I breastfed my first son. I honestly did not consider another option. Even when I faced difficulties, I did not stop. When I developed an abscess about two weeks postpartum that needed to be drained regularly, I continued. When I cried in pain and from sleep deprivation, I continued. When I dreaded every single feeding, I continued. My mental health was steadily declining, my physical health was suffering, but I ignored my own needs completely.

My second son was born via surrogacy, so formula was the best option for us all. This was honestly a game changer for me in every way—and he was still very healthy! My husband and I were able to take shifts for sleep, we shared the feeding responsibility and more. We actually tried to do a mix of breastmilk (donated from our surrogate) and formula, but our son did not react well to that at all. For him, formula was actually the best option, and I will never be sorry for that.

Related: One mama’s important message: Normalize all the ways you can feed your baby 

Now we have a third son, who is also formula-fed, and there is a baby formula shortage. It is terrifying. Many mothers are in desperate and scary situations with their babies. They are scrounging together any formula they can find, considering making their own (very dangerous, do not attempt), or thinking about relactating. Relactating is by no means easy or possible for every woman—but this is what is being asked of them.

I am very disappointed with the reaction from the general public. Instead of reacting with empathy, many people are blaming mothers. The mothers are being condemned because they should be able to make food for “free”. First of all, breastfeeding is not actually possible for every mother. Babies are born via surrogacy, adoption, fostering, and more. Also, some mothers just do not have milk, or at least not enough to sustain what their babies need. And this is not their fault!

There is one thing I am sure of—breastfeeding is not free. Even if a mother technically can breastfeed, there are so many reasons breastfeeding it is not free. These reasons include supplies to pump and store milk, the potential loss of income or sacrificing time at work, physical costs to the mother, and mental health concerns.

Breastfeeding supplies to pump and store milk cost money.

For the pumping and supplies, this includes bottles, a pump, storage bags, nursing bras, nipple cream, and more.
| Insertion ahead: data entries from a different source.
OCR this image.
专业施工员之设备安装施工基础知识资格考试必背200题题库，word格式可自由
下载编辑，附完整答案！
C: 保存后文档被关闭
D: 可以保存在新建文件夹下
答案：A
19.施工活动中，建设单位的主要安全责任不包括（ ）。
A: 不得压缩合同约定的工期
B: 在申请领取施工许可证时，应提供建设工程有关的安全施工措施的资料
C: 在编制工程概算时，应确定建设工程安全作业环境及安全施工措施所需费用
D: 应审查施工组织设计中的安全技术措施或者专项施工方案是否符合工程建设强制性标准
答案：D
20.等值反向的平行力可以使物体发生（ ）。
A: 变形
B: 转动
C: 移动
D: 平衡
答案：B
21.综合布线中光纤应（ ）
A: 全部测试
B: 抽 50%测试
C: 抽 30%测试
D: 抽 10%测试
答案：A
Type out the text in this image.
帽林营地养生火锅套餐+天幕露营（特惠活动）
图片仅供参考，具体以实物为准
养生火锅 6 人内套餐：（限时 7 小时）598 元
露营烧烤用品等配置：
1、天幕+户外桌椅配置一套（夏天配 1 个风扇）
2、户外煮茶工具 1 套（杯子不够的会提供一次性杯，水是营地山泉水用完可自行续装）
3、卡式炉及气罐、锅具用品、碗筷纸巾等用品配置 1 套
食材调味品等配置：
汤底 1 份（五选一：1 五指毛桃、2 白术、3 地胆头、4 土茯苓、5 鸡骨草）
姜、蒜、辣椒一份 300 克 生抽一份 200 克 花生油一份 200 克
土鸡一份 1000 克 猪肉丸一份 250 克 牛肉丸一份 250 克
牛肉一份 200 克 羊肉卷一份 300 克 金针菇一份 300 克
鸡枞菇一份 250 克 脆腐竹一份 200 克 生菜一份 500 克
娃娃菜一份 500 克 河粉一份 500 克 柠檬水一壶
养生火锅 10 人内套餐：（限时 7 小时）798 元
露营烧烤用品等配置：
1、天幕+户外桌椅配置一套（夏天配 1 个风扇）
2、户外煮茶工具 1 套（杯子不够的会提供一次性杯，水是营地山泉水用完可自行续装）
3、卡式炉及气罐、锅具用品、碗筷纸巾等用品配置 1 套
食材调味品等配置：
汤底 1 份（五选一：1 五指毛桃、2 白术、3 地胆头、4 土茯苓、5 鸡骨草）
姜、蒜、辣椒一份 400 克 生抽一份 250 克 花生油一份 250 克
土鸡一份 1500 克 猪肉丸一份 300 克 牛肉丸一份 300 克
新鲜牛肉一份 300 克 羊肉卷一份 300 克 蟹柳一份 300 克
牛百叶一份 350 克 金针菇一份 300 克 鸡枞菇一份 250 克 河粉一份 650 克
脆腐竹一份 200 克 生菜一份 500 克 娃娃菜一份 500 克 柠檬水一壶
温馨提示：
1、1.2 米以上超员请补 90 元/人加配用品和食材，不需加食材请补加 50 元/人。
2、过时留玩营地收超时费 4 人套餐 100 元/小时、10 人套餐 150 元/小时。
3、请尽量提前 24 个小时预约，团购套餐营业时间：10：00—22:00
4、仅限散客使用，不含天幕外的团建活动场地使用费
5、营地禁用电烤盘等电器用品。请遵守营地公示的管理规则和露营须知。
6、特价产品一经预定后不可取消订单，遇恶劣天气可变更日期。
Some people will say these are unnecessary costs—and maybe that is true for the select few. But if you never choose to pump, that means that you are able to stay at home, and you are the only person that can ever feed your baby. You can never be away from your child for more than a few hours at most, for the entire time your baby feeds. And if you never want to use formula, that means you need to be at your baby’s side, every few hours, until they are at least one year old. That is a lot of time. A mother’s time is not worthless or “free”. In reality, most people need most of these supplies to breastfeed—and the costs really add up.

There is a potential loss of income.

Many mothers also work, and in addition to pumping costs, there can be the potential loss of income. Although jobs should ideally let a woman take paid time to pump, and give her a safe place to do so, this is not realistic for most mothers. Mothers find themselves in impossible situations, taking unpaid breaks just to make enough milk for their child. Many times, the milk supply dips, and they are still sacrificing their time and income to do so. This is a huge strain on so many people, but it is a reality.

The physical cost of breastfeeding adds up.

The physical costs are often underestimated. When you are the sole person responsible for feeding your child, you can easily become sleep deprived. I know from experience, and this was extremely difficult for me. In addition to the lack of sleep, many breastfeeding women also deal with engorgement, cracked and bleeding nipples, cramping and clogged ducts. For me, my clogged duct was so bad that it became an abscess. I needed to go to a breast surgeon weekly to have it relieved. I was also put on a new medication to fight the infection and quickly found out I was allergic to it. My face felt like it was on fire and my body was covered in hives, and I needed to have a steroid shot to address the reaction. Not only was this physically taxing, but I had to spend a lot of extra money on all of these appointments. Once again, none of this was free.

There are mental health concerns to consider.

While the physical costs are underestimated, the mental health issues are almost completely ignored. Mothers are expected to sacrifice every single ounce of themselves once a child is born—and this includes breastfeeding. You have a significant loss of time to yourself, and a huge amount of time feeding your child. For many newborns, it takes 45 minutes or more for one feeding, and they can feed every hour or two. And the gap between the feedings counts from when the feeding starts. You are also exhausted most of the time, from physically feeding and sleep deprivation. You do not feel like your body is your own, and you can feel disconnected from yourself. And even with all of that, you still get judgment about how you are feeding and if you are doing things “correctly”.

Kindness is free.

I know that breastfeeding can be beautiful and wonderful for some people, but it is never actually free. For the mothers who have to or chose to formula feed, I want to encourage people to meet this shortage with empathy. You can try to help women find the formula they need for their children, instead of facing them with judgment, shame, and hurtful opinions. Breastfeeding is not free, but kindness can be.